NDP candidate Kim McArthur-Jackson, who lives in Campbellford, responded, “Health care in rural areas is so important,” adding, “one of the things that I keep hearing from people here as I’m talking to them is that they don’t have access to care.” Their choices are the emergency department or a walk-in clinic which although useful, “We need to make sure that people have access to primary care whether that be with a primary care physician or with a nurse practitioner. Nurse practitioners are absolutely worth their weight in gold.”
The last question asked candidates what is their party going to do to bring inflation under control and stabilize the economy to avoid a recession?
MPP Piccini took a poke at previous governments, stating, “So we saw government tinkering in the past with failed gas plants, the Green Energy Act that drove up the price of electricity driving manufacturing out of this province, and now we’re at a point where we see a manufacturing resurgence in this province where we are the home for electric vehicle automobile manufacturing.”
NDP candidate Kim McCarthy Jackson said, “We’re not looking at the big picture, and it’s absolutely integral to look at the big picture otherwise, you’re going to improve certain segments while taking away from other segments….. In order to have a robust economy. You need to make sure that you have multiple things you have to have jobs and they need to be well paying, you need to have people to work those jobs so that money is then going back into the economy.,, We need to make sure that wages are high enough that businesses are profiting and everything keeps going.”

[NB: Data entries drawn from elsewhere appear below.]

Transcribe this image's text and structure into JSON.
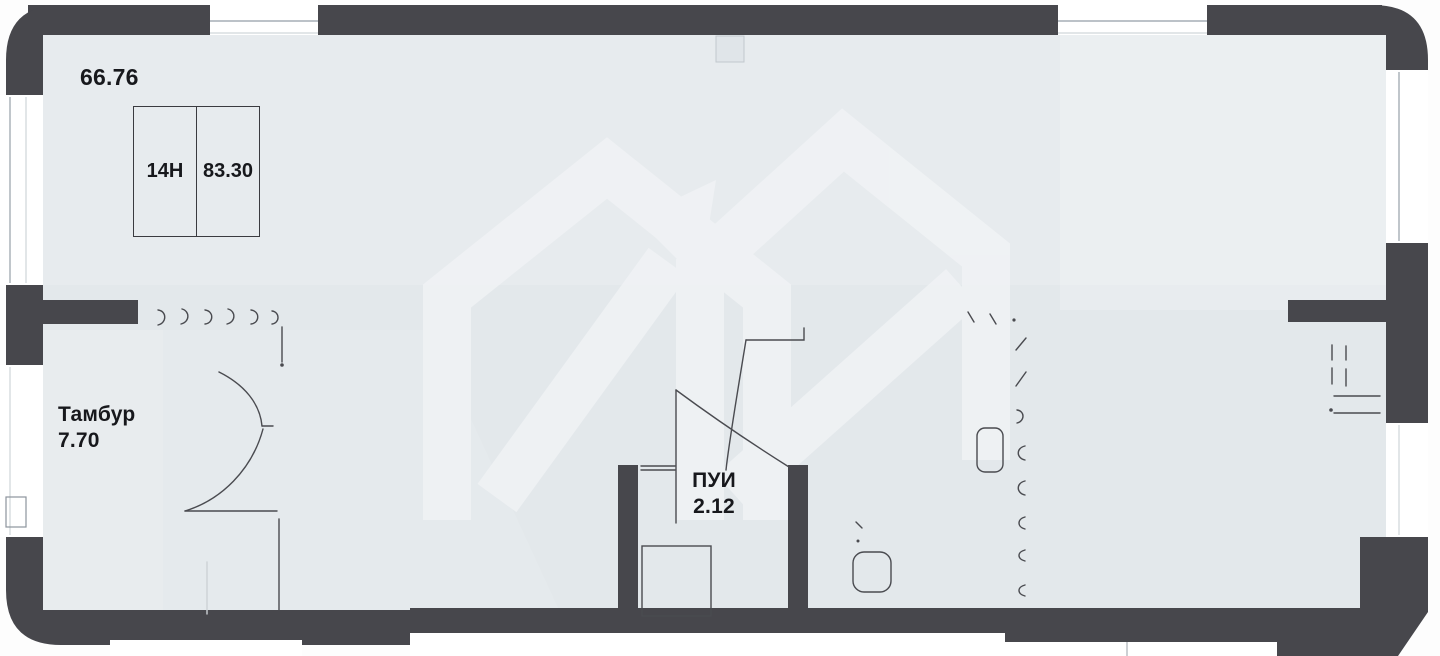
{
  "plan": {
    "title": "floor-plan",
    "total_area": "66.76",
    "unit": {
      "number": "14Н",
      "area": "83.30"
    },
    "rooms": [
      {
        "name": "Тамбур",
        "area": "7.70"
      },
      {
        "name": "ПУИ",
        "area": "2.12"
      }
    ],
    "tambur_label": "Тамбур\n7.70",
    "pui_label": "ПУИ\n2.12"
  },
  "icons": {
    "watermark": "house-arrow-watermark-icon"
  },
  "colors": {
    "wall": "#47474c",
    "floor": "#e3e8eb",
    "window": "#ffffff",
    "glazing_line": "#a6adb5",
    "sketch_line": "#4a4b50",
    "text": "#17181c",
    "watermark": "#f2f4f6"
  }
}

Green Party candidate Lisa Francis said, “I’m so excited about our platform because we need to invest in the social constructs to ensure that our people can not only work in but live in and you know, engage with our economy and our communities. It’s all related… And we can’t fix one problem without fixing another. So we have to put in the supports. And we have to invest in the infrastructure and we have to do better… And in our plan no vulnerable person will be left behind.”

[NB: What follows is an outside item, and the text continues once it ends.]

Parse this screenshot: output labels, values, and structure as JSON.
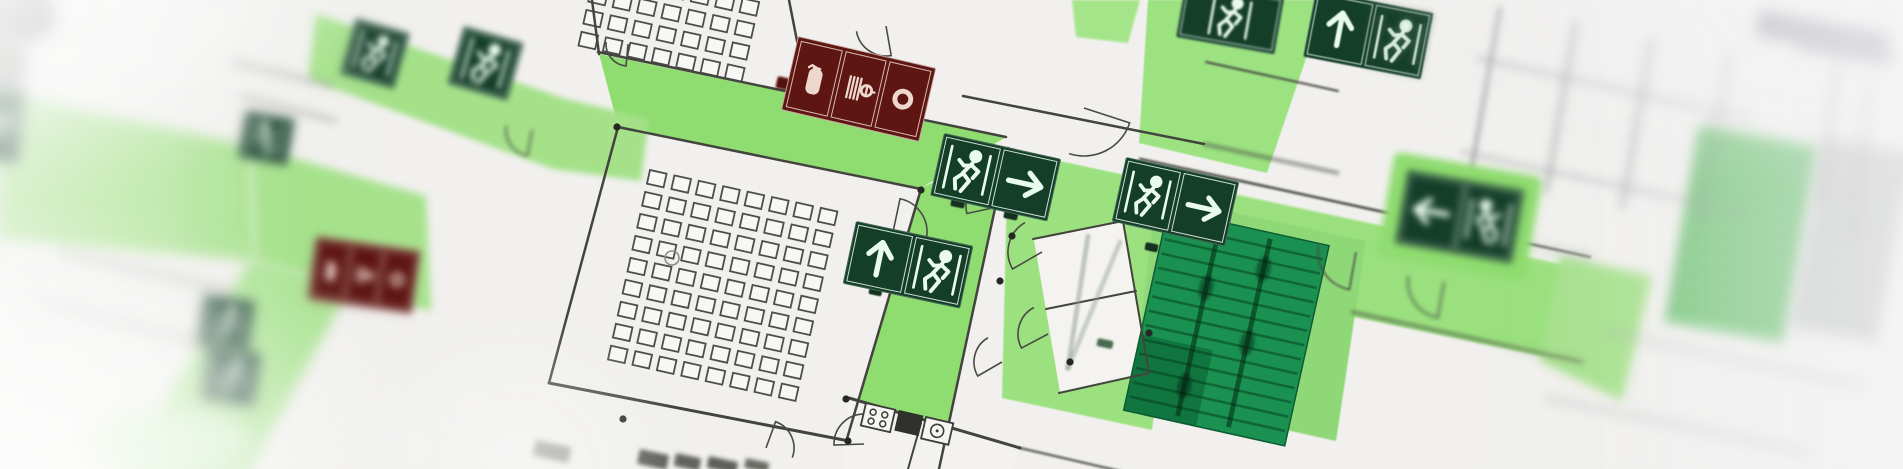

Liberal candidate Jeff Kawzenuk said, “You have asked a very complicated question that requires many, many different plans from many different sectors. But I think it starts with …we need to raise the minimum wage and we have said that we would do that to $16 an hour. And I think we need to look at what a living wage is, that we need to protect everyday people everyday workers in the province of Ontario. I think $10 A day childcare will help all kinds of young families that are starting off. And that’s a piece of this puzzle.”
Earlier he had commented, “And also we need to consider affordability and that’s why we are looking at removing the HST on meals (fast food) under $20.” He added, “That all helps but increasing our old Old Age Security pension by $1,000 is really really important for our seniors.”